By Ben | October 12, 2010
James Jones, the Florida father who boarded a school bus to protect his 13 year-old daughter from school bullies, has been raked through the media for his over-reaction. He’s apologized profusely that he threatened the bullies and the bus driver who hadn’t stopped the bullying.
The episode was captured by the bus surveillance camera. No doubt about what he did. The case will wind its way through the courts. No doubt he should have been more active in contacting the school instead of boarding the bus. He admits it.
But I think the discussion has focused on the wrong aspect of the situation; on his over-reaction.
The more important aspect is whether there was indeed bullying and, if there was,
- How come the school principal was unaware?
- How come the driver didn’t report it?
- How come the videotapes weren’t scoured to see if there was evidence for the alleged bullying?
- How come the principal didn’t talk to kids on the school bus about acceptable behavior at the beginning of the year?
- How come none of the witnesses were willing to come forward, knowing that the principal and teachers would protect them?
A possible answer to these questions might be that there was never any bad behavior on the school bus.
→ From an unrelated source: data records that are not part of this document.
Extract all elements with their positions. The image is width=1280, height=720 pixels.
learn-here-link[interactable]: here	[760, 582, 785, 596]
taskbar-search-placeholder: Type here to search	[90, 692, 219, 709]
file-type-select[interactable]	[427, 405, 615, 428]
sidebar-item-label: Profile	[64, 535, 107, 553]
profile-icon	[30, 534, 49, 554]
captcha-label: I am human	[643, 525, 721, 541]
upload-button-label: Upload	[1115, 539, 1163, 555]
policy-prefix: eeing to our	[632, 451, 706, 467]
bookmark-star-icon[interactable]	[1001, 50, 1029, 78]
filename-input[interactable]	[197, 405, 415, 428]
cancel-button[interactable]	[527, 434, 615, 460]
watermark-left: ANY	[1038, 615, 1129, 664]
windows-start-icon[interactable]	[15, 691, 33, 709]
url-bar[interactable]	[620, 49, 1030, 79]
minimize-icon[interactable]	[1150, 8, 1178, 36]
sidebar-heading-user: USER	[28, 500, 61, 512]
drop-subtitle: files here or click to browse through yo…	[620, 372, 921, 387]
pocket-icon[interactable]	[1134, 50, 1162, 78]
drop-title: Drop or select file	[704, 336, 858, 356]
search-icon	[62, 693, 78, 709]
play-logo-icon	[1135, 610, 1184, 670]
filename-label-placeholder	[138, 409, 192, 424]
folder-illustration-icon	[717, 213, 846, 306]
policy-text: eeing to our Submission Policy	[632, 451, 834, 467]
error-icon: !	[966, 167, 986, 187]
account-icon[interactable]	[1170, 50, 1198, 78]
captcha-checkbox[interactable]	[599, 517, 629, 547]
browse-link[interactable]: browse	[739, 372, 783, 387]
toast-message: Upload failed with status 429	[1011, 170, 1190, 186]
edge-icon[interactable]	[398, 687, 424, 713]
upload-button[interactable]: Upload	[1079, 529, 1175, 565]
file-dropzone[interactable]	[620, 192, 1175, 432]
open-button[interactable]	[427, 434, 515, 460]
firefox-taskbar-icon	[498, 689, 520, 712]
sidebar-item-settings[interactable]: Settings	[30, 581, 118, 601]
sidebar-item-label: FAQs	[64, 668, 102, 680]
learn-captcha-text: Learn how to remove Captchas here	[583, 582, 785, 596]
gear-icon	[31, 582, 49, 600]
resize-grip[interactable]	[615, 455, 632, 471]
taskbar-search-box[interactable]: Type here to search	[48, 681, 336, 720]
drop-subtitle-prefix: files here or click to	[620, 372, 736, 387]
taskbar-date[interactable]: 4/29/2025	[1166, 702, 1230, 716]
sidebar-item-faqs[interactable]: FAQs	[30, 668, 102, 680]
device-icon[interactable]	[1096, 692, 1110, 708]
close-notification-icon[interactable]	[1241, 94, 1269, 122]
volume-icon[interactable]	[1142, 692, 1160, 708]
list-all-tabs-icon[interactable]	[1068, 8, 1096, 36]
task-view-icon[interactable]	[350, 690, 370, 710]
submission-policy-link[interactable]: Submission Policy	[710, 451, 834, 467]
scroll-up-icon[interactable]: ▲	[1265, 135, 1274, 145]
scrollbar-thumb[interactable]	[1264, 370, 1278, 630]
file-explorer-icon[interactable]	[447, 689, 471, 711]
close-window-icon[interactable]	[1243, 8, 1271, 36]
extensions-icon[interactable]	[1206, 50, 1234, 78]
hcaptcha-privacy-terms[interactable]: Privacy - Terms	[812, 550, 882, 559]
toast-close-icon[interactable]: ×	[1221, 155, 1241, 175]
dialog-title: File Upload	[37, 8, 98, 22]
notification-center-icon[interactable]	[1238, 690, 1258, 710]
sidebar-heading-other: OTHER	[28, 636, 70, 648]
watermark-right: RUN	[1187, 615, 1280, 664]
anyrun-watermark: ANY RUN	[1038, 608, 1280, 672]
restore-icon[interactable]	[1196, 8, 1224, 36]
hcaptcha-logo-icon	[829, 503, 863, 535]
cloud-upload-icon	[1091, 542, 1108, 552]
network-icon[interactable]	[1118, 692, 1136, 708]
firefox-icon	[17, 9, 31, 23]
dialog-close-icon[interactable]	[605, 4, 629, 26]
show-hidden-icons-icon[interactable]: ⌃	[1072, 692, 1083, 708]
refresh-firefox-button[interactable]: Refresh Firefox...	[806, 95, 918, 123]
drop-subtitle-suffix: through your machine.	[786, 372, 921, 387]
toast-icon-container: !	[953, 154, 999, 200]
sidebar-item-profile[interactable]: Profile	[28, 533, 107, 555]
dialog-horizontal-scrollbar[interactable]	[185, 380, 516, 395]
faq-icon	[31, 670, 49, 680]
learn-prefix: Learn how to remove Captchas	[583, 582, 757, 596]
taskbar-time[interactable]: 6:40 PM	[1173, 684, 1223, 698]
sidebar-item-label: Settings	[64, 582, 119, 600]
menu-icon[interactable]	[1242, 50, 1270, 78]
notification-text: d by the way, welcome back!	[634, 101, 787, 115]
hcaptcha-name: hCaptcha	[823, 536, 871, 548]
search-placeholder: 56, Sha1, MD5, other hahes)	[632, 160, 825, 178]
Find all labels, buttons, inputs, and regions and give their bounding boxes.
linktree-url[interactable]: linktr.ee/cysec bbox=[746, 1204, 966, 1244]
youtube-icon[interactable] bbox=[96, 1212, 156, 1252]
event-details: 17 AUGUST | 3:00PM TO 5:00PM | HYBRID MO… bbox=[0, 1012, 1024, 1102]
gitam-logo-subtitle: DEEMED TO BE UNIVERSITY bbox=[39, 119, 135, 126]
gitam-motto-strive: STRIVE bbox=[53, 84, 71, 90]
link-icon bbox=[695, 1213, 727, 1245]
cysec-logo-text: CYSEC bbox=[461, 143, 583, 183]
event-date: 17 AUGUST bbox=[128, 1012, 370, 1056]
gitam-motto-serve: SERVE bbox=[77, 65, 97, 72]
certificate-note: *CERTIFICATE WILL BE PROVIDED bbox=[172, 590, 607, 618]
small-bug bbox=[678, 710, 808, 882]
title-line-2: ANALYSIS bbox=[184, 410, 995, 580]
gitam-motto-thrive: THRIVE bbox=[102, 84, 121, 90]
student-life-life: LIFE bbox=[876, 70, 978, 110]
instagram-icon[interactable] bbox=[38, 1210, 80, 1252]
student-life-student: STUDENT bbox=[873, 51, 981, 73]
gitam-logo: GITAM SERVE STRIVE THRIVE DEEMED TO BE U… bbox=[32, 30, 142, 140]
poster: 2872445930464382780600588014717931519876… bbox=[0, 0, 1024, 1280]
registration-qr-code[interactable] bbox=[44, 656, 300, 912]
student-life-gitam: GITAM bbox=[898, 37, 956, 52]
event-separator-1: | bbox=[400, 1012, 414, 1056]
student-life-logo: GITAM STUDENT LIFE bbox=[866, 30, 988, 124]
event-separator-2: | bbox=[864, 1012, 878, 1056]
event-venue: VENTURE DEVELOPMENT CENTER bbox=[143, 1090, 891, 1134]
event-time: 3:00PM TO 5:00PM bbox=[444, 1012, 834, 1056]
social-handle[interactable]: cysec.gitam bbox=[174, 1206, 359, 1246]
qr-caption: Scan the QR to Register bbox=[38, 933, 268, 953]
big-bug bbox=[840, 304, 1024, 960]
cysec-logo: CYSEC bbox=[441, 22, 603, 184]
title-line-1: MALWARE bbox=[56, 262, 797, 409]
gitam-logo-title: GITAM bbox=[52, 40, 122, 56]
But that would be surprising. What was your experience on the school bus? Ask your friends.
Jones, of Lake Mary, Florida, and his wife claim that their daughter, who has cerebral palsy, had been called names and pushed around. They also claim that they had complained to Seminole County school administrators in the past, but nothing had been done to help their daughter. Jones told deputies that boys placed an open condom on his daughter’s head, smacked her on the back of her head, twisted her ear and shouted rude comments at her.
The response of the school administrators is the usual, “We didn’t know; they never contacted us.” They focused on Mr. Jones’s over-reaction instead of on the alleged bullying on the bus. “Changing the focus” is a typical tactic of bullies and people trying to gloss over their failure to respond effectively.
We don’t know the facts. School bus tapes haven’t been scanned. Complaints to the school officials by the Joneses haven’t been documented.
However, I’m suggesting that in too many cases, school administrators are not proactive in creating an environment in which:
- Every kid knows that bullying is wrong and won’t be tolerated.
- Adults are monitoring areas in which most bullying occurs.
- Every child (every potential witness) knows what to do and that their reports will be confidential and they’ll be protected.
The huge outcry in support of Mr. Jones demonstrates the lurking fear that all parents have: principals, teachers and staff too often look the other way and don’t actively protect our children. There’s the lurking fear that our child will be the next bullying-caused suicide. We empathize with Mr. Jones’ frustration and anger.
I’d be more likely to believe the school principal if he or she stood next to Mr. Jones on nationwide television and said things like, “Yes, Mr. Jones over-reacted, but we won’t tolerate bullying anywhere at school, we’re reviewing tapes to see if there was bullying, we’re questioning the driver, we’re instituting a strong program to educate all teachers, staff and kids that we won’t tolerate bullying. We’ll get the facts in this specific case.”
I disagree with the supposed experts who say that parents shouldn’t intervene, even if the targeted children can’t protect themselves, for example, because the number of bullies is overwhelming or because the child has cerebral palsy and can’t protect herself, like Mr. Jones’ daughter.
I think we simply have to know how to intervene more skillfully so that, when necessary, we know how to force inactive, lazy or reluctant principals to act. For example, if the Joneses had been more skillful in documenting their complaints to the school, if they really did, there would be a clear paper trail of every interaction with the school administrators, including administrators’ signatures on minutes of every conversation and the Joneses would have copies. Individualized coaching is crucial to developing this skill.
More important than psychologists’ claims that “when [parents] jump in and [intervene], it helps the kids actually feel worse because they feel less control, they feel like they can’t handle themselves and they feel defenseless without the bodyguard there,” is that when children actually are overwhelmed or helpless, they know that they’re protected by responsible adults. They can learn to protect themselves better as they grow more independent.
Mr. Jones’ daughter was helpless to defend herself. The stress, anxiety and fear are greater because she wasn’t protected.
Let’s focus on the real problem; bullying on the bus, near the lockers, on the playgrounds, in the bathrooms, in the hallways, in the cafeteria and everywhere else bullies feel safe to attack their targets.